Last year, according to official Border Patrol statistics, 336 migrants died crossing the southwest border.
COYOTES SAID TO BLAME
Border Patrol spokesman Mario Villarreal faults the coyotes, or smugglers, who collect large fees to bring migrants across the border.
Villarreal said the INS regularly warns of the dangers of crossing illegally but the Border Patrol has already rescued more than 1,550 people this year.
Teen-ager Nicolas Perez never heard the public service announcements on radio and television.
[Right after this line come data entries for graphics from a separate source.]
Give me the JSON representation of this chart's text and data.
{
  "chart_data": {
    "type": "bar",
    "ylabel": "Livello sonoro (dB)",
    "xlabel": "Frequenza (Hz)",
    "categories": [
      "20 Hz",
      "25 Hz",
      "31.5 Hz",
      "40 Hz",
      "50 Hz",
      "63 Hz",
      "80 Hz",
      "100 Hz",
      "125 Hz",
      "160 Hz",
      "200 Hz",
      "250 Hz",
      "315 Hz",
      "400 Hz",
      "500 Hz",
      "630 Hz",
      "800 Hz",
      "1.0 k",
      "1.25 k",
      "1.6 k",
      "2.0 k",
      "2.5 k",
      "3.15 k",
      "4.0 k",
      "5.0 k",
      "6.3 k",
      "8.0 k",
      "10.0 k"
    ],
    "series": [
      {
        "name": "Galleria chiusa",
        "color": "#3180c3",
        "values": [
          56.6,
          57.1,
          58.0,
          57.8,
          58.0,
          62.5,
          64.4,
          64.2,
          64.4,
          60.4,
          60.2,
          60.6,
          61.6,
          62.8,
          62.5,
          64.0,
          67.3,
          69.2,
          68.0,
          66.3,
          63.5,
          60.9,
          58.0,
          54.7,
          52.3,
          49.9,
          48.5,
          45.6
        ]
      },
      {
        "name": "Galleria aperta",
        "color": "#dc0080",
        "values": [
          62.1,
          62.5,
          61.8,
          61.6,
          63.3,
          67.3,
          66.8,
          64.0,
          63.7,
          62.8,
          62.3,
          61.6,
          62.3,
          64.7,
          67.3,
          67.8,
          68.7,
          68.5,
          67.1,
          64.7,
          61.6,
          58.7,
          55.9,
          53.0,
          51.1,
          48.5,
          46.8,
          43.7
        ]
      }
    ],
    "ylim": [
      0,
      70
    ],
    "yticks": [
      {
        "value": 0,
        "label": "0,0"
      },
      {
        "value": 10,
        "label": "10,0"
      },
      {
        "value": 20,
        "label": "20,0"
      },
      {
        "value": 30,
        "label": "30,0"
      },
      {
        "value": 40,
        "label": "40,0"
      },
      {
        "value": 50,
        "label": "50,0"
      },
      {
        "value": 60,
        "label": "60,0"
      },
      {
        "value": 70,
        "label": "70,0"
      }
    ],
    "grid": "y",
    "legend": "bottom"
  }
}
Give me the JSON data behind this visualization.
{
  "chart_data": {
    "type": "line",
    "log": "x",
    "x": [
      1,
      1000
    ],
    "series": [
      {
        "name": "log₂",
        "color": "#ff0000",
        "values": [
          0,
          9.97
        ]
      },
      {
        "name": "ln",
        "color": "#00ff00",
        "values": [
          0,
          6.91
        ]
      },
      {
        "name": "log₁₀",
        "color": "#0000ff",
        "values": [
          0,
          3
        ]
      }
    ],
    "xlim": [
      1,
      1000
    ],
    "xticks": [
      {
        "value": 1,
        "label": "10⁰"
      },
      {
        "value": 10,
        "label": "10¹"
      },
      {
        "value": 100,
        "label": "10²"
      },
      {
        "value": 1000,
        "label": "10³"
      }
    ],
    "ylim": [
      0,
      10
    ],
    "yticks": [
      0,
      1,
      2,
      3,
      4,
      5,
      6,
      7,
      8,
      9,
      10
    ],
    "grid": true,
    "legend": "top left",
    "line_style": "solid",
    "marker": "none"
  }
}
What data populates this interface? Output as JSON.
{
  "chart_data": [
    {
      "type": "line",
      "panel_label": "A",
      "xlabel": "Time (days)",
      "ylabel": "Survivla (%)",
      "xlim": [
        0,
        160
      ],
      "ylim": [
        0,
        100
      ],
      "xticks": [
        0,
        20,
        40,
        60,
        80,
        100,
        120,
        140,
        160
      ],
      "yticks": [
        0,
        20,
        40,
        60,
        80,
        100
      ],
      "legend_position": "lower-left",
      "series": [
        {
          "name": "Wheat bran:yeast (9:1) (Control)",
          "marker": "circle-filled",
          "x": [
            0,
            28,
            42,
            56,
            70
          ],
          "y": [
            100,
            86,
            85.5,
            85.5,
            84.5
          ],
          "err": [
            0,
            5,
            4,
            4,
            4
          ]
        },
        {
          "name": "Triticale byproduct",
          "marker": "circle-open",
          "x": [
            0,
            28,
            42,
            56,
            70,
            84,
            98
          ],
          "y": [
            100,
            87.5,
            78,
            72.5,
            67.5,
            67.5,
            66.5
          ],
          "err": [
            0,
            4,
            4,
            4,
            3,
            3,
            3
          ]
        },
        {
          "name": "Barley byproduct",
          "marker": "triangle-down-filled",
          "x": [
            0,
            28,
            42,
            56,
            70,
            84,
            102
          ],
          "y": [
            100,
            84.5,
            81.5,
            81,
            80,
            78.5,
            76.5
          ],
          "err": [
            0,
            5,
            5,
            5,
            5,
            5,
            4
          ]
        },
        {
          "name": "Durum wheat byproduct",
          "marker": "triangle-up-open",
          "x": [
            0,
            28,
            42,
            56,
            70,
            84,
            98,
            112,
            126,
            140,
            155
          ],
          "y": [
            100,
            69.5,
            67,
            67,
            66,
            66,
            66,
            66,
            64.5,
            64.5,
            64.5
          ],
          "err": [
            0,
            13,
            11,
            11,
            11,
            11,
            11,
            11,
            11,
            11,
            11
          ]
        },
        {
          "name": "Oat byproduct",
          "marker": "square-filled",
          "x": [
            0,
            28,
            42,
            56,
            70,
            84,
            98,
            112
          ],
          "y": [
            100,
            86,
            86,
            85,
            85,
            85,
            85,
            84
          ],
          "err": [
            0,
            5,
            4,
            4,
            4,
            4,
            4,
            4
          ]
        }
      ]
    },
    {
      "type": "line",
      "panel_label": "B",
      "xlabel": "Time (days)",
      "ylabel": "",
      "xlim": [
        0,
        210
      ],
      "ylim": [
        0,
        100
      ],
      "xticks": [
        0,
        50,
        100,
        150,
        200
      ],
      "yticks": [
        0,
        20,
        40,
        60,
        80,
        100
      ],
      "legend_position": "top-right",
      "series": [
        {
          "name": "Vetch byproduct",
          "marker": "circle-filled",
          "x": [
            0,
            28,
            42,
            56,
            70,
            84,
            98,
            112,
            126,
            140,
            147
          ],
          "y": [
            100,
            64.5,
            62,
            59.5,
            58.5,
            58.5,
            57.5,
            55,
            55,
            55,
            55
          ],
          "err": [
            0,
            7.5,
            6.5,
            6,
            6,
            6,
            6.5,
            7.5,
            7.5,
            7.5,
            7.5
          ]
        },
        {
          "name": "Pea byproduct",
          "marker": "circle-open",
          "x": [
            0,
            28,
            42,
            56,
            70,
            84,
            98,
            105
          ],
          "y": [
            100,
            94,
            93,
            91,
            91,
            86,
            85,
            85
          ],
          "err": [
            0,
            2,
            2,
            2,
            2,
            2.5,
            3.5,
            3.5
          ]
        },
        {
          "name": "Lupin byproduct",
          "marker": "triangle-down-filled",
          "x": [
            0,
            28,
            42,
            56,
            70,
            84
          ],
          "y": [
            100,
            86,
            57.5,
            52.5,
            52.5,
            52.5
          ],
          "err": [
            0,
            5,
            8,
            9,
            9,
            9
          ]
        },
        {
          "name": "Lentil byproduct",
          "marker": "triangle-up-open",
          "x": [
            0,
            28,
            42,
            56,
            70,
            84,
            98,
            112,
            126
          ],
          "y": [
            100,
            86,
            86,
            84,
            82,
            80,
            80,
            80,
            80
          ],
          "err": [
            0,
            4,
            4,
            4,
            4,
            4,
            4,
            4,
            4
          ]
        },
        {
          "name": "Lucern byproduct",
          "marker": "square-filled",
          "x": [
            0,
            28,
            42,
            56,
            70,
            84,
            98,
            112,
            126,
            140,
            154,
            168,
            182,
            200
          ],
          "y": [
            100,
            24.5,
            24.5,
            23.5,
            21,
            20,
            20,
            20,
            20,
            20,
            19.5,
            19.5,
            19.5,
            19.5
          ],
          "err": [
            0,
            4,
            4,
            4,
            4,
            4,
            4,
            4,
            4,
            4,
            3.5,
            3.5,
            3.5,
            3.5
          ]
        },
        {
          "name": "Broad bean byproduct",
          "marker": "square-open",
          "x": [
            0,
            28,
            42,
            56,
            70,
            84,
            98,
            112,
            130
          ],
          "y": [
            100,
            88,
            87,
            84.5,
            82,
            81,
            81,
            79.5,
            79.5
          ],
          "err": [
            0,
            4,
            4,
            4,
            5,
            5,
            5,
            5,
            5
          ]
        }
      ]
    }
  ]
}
The home where his family lives in southern Chiapas has no electricity.
About a week ago, federal agents plucked the 17-year-old from the desert, suffering from the cramps associated with severe dehydration, but he was not grateful.
A coyote was to take Perez to New York, where a job, apartment and the older brother he idolizes are waiting.
The youth was near tears when the director of the Mexican shelter where he was left by authorities told him he would be on a homebound bus the next day.
"It was my chance," the rail-thin Perez said.
Perez had no idea what the journey entailed. He had expected to be in New York -- more than 2,000 miles away -- within a day of crossing the border on foot.
But he was adamant he will try again.
O'odham native Ana Antone said she rarely saw migrants when she was growing up on the tribe's domain in Mexico.
"Now you see dozens of them every day," she said.
THE GATE
Antone came to a piece of wire strung between wooden posts that marks "la puerta" -- the gate from Mexico into the United States.
On weekends, the Mexican side of the gate teems with vendors, hawking food, water and soft drinks.
But one day recently there were only four Mexican men, part of a group from Tijuana, Baja California, that had put up 18 water stations in the Mexican states of Baja California and Sonora.
Carlos Aguilar said he believes their efforts will save lives. That morning he counted more than 100 migrants in need of water.
But Antone was not so certain.
She said she wonders at the naivete of migrants who pass through, casting off stylish shoes, family photos, extra clothing, hair spray, toothpaste and many cans of food that became too heavy to carry.
"They have no idea what they're getting into," she said. "I hate to see them come with high dreams, only to die."